De nieuwe Wiv is een stuk explicieter over hacken, of ‘binnendringen in een geautomatiseerd werk’ zoals de wetschrijvers het met een juridisch dekkende term omschrijven. Dat was hard nodig, legt de regering uit in de toelichting bij de wet, want ‘toegang tot de smartphone of tablet [is] tegenwoordig vaak relevanter dan bijvoorbeeld het binnentreden in een woning of het inzetten van een telefoontap.’ Dus is nu bijvoorbeeld vastgelegd dat diensten via ‘derden’ kunnen hacken, oftewel proberen om via een ander stiekem in de laptop van een vermeende terrorist te kruipen. Via diens moeder, de buurman of de medehuurder op de server van de internetprovider. Daarover straks meer. 

Het Internet of Things rukt op en meer gebruiksvoorwerpen gaan online: de auto, het horloge en de koelkast

Hacken doen de diensten samen, vanuit het Zoetermeerse hoofdkantoor van de AIVD. Daar zit de Joint Sigint Cyber Unit (JSCU) die de virtuele wereld verkent, op zoek naar bijvoorbeeld vijandige ‘statelijke actoren’, zoals Russische, Iraanse of Noord-Koreaanse hackers die met steun van hun regering de Nederlandse digitale infrastructuur verkennen. Indien nodig duiken de JSCU-medewerkers ook gericht in de soft- en hardware van een target. Nu zijn dat vooral nog servers, computers, smartphones en tablets, maar dat rijtje wordt allengs langer. Het zogenaamde Internet of Things (IoT) rukt op en meer en meer gebruiksvoorwerpen gaan online en veranderen in communicatiemiddelen: de auto, de thermostaat, het horloge en de koelkast. 

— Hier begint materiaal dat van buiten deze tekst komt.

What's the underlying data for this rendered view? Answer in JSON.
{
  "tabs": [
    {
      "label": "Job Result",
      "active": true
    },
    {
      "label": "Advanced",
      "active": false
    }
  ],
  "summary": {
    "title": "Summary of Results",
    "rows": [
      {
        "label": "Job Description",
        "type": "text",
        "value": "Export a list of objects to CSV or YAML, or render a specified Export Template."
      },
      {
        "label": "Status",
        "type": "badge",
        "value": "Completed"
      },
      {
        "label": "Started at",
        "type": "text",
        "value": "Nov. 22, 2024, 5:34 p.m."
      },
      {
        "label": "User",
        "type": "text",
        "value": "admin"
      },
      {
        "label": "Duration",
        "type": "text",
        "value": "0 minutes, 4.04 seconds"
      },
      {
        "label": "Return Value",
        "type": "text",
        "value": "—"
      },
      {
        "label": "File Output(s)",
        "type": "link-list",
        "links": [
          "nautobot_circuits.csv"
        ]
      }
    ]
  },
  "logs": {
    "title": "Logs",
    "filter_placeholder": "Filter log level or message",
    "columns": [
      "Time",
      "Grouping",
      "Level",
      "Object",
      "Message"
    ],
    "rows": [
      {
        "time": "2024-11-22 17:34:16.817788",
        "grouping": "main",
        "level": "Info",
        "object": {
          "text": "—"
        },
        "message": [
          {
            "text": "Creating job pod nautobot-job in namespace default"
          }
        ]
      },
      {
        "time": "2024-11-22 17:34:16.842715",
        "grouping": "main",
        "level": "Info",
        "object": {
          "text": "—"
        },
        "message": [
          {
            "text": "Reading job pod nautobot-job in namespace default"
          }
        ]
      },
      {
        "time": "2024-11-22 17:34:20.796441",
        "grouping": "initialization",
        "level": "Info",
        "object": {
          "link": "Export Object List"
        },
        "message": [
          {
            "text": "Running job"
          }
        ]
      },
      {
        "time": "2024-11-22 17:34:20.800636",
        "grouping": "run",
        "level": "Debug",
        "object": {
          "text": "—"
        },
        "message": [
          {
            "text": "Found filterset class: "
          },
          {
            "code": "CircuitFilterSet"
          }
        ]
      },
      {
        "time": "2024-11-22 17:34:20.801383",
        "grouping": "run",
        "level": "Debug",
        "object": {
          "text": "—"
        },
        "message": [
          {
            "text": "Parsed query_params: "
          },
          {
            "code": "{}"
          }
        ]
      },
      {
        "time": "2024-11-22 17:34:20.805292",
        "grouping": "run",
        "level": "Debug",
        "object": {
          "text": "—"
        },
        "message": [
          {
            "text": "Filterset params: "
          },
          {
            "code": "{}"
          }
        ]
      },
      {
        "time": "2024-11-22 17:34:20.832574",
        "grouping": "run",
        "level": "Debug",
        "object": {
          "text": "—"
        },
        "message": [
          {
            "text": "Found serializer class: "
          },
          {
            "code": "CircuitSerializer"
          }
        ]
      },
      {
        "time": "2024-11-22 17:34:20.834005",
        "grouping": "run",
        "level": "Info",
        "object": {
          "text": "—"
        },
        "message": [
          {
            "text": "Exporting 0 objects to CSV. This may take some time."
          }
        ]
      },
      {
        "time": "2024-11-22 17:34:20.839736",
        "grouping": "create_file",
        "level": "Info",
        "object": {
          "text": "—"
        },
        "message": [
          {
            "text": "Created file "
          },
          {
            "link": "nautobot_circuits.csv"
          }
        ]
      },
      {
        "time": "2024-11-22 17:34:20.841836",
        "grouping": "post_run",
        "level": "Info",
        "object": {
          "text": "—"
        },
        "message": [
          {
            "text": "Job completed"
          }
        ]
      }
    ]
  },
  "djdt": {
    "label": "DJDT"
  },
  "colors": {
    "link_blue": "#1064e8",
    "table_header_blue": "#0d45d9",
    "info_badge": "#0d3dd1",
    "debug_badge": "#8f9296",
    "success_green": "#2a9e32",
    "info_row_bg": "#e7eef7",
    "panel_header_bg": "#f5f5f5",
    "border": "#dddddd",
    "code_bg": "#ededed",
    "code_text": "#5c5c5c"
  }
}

Hoewel hacken in de nieuwe Wiv heel wat meer om het lijf heeft, blijft de wet povertjes, zeggen critici. Ja, er zijn waarborgen. Als de AIVD en MIVD het digitale leven van burgers binnendringen, gebeurt dat op last van de minister en is toestemming nodig van de commissie Toetsing Inzet Bevoegdheden (TIB). Maar omdat de nieuwe wet ‘techniekneutraal’ is, zijn de mogelijkheden grenzeloos. Straks mag alles. Tot vreugde van de AIVD, zegt de juridisch medewerker van de dienst die ik voor mijn eerdere artikelen sprak: ‘Het is niet slim om allerlei zaken exclusief te maken, vandaar dat we blij zijn met de benadering. We moeten kijken naar de ontwikkelingen van de tegenstander en daarop anticiperen.’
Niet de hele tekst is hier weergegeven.